Number four: the latest "Twilight" film, "Breaking Dawn: Part I" bringing in $30.3 million in its midnight screenings, beating out the openings of the other three movies in the saga. The movie is expected to rake in over $140 million. And if it meets estimates, it will have one of top five best weekend openings ever. I always wonder if they adjust those things for inflation now.
Well, it has been 105 days since America lost its top credit rating. What are we doing to get it back?
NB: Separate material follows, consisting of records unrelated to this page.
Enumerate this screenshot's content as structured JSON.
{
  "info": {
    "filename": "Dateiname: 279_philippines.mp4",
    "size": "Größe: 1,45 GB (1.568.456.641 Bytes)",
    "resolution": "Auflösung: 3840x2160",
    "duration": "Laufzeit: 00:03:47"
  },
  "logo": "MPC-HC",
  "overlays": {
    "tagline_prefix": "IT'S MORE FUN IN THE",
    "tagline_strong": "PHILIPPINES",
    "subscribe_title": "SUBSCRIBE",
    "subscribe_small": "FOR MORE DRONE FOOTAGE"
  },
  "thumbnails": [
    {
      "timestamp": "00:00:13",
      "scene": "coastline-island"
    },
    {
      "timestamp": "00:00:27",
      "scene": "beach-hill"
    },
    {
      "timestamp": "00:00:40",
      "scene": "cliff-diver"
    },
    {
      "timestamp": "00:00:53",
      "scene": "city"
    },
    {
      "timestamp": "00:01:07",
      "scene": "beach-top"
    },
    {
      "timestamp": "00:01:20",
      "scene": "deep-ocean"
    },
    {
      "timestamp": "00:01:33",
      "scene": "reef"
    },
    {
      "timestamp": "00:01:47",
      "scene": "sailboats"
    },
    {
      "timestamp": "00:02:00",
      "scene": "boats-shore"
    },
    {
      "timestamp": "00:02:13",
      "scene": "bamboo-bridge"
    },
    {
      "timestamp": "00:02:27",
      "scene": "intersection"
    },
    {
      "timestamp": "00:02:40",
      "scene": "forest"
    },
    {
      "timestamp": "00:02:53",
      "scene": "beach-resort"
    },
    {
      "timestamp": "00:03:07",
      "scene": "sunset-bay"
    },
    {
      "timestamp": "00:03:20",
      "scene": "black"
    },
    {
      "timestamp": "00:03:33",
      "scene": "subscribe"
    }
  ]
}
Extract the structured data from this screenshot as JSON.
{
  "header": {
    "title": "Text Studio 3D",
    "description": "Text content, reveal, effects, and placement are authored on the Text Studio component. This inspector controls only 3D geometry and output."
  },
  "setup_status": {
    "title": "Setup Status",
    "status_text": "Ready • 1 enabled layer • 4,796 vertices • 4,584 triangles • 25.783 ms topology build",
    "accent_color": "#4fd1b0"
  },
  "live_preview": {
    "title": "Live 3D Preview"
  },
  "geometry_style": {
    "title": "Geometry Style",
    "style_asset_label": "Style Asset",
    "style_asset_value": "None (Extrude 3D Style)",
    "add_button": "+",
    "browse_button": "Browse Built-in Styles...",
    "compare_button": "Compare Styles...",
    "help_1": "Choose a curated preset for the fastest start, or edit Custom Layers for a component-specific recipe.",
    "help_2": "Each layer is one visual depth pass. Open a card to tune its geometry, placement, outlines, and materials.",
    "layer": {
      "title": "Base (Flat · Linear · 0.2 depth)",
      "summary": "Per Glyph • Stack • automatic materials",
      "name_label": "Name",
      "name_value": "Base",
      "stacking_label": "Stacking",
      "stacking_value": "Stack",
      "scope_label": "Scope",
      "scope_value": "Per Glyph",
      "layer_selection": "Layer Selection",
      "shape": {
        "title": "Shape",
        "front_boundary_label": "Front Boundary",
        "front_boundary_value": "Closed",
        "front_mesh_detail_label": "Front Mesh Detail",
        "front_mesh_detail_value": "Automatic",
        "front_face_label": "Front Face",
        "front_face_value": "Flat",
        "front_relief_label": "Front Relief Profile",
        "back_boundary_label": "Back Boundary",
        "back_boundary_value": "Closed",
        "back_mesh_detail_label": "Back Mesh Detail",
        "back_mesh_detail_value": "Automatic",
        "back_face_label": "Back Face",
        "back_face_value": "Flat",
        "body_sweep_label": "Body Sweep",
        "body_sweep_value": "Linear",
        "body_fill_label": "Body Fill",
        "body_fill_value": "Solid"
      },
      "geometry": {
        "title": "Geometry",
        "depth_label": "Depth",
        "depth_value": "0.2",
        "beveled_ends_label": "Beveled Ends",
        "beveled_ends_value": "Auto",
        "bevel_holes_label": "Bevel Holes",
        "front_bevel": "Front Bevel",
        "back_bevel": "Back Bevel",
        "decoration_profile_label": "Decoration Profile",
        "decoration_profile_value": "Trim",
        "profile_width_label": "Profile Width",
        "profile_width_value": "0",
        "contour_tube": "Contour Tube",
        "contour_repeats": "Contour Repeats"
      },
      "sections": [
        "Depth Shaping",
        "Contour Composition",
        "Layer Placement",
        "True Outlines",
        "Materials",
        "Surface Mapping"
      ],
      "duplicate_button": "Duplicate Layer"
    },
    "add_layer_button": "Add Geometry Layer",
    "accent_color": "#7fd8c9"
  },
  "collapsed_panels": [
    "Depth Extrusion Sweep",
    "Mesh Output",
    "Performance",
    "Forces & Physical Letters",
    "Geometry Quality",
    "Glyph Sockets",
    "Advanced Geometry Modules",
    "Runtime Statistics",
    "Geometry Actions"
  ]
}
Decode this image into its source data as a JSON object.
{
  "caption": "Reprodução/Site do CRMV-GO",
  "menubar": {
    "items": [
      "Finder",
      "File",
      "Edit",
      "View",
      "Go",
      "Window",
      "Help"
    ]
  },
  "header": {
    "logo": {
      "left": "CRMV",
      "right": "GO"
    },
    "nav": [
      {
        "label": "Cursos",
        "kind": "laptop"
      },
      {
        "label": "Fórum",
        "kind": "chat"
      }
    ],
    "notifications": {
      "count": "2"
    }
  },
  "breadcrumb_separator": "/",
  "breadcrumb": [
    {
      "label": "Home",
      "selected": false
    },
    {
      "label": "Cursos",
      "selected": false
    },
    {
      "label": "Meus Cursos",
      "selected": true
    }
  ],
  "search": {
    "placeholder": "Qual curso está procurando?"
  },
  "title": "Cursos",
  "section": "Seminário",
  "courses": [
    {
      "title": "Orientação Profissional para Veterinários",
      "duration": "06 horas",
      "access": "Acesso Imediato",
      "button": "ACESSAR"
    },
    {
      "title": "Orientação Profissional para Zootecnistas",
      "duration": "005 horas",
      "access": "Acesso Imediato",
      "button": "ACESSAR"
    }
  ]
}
Super committee, we've got the power to prevent another downgrade. Five days to reach that deal. You can do it. An NCAA investigation into Penn State, lung cancer for Joe Paterno, possibly the end of Jerry Sandusky charity, the Second Mile. These are the three latest developments in the Penn State scandal today. The NCAA will examine how officials handled the child sex abuse allegations against the former assistant football coach. He's charged with abusing eight boys over 15 years, obviously over the past couple of days, as we have reported, more boys have come forward.
The sex abuse scandal has cost legendary coach Joe Paterno his job and now his family has announced the 84-year-old has lung cancer.
HLN's Mike Galanos is at Penn State tonight with the latest.
And, Mike, what are your sources saying about NCAA? I know they're going to take a look at how the university has handled the scandal. Is the university concerned? And what might the ramifications be?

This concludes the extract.